REPUBLIKA.CO.ID, JAKARTA--Pada tahun 1979, jamaah Haji bisa memilih tinggal di Hotel atau di rumah Syekh (sekarang muasasah). Pilihan ini disesuaikan dengan kondisi masing-masing jamaah haji.
"Dan bila ada di antara jamaah yang sebelumnya tinggal di rumah Syekh kemudian pindah tinggal di Hotel, maka Syekh yang bersangkutan dengan senang hati akan mengembalikan uang kita sejumlah sisa dari selama kita tingal di rumah Syekh tersebut untuk membayar sewa Hotel," tulis pengalaman ibadah haji, H Harun Keuchik Leumiek ditulis dalam buku berjudul "Menelusuri Jejak Sejarah Islam Melalui Ritual Ibadah Haji dan Umrah".

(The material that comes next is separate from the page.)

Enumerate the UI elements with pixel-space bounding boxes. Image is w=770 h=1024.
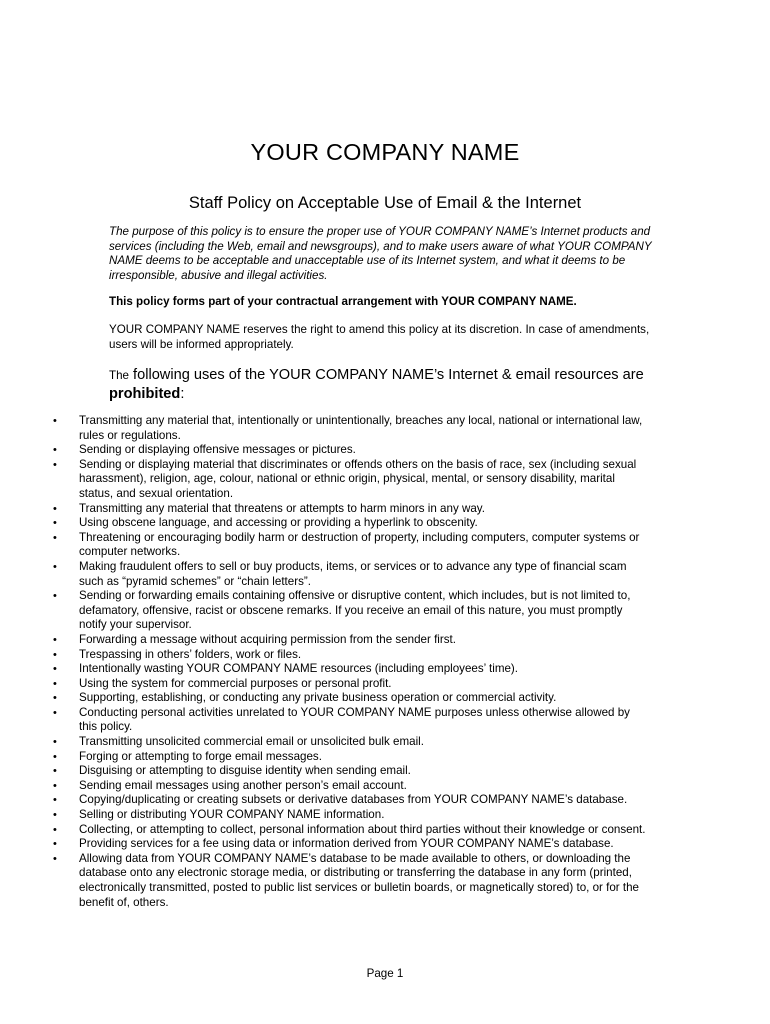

H Harun Keuchik Leumiek mengatakan, sudah tentu pengembalian uang dari Syekh harus ditambah lagi oleh jamaah bersangkutan untuk membayar sewa Hotel yang ditempati yang umumnya juga lumayan mahal, dibandingkan dengan sewa kamar yang disediakan oleh Syekh yang kita pilih. Meskipun jamaah tersebut tidak tinggal lagi di rumah Syekh yang ditempati itu, namun hubungan dalam hal-hal yang lain masih ada dengan Syekh yang telah dipilihnya.
"Di tahun-tahun akhir 1970-an hingga awal tahun 1980-an umumnya hotel-hotel di Mekkah maupun di Madinah letaknya agak berdekatan dengan Masjid," katanya.
Seperti Hotel Al Ahram dan Haap Palace Hotel di Madinah letaknya cuma 50 meter dari Masjid Nabawi. Demikian salah satu Hotel terbesar di Makkah yaitu Mecca Hotel yang bangunannya 12 lantai letaknya sangat dekat Masjidil Haram. Hotel-Hotel ini adalah Hotel bertaraf international.
"Saat saya berada di Madinah ketika itu melihat aemaah Indonesia banyak yang menginap di Hotel Bahaudin sebagai salah satu Hotel berbintang lima di Madinah," katanya.
Menurutnya, tarif Hotel Madinah agak lebih murah dibandingkan di Makkah. Sewa kamar Hotel Hotel di Madinah untuk satu malam bisa 100 Riyal. Sedangkan di Mekkah bisa 125 atau 150 Riyal.
"Tarif itu sering tidak tetap," katanya.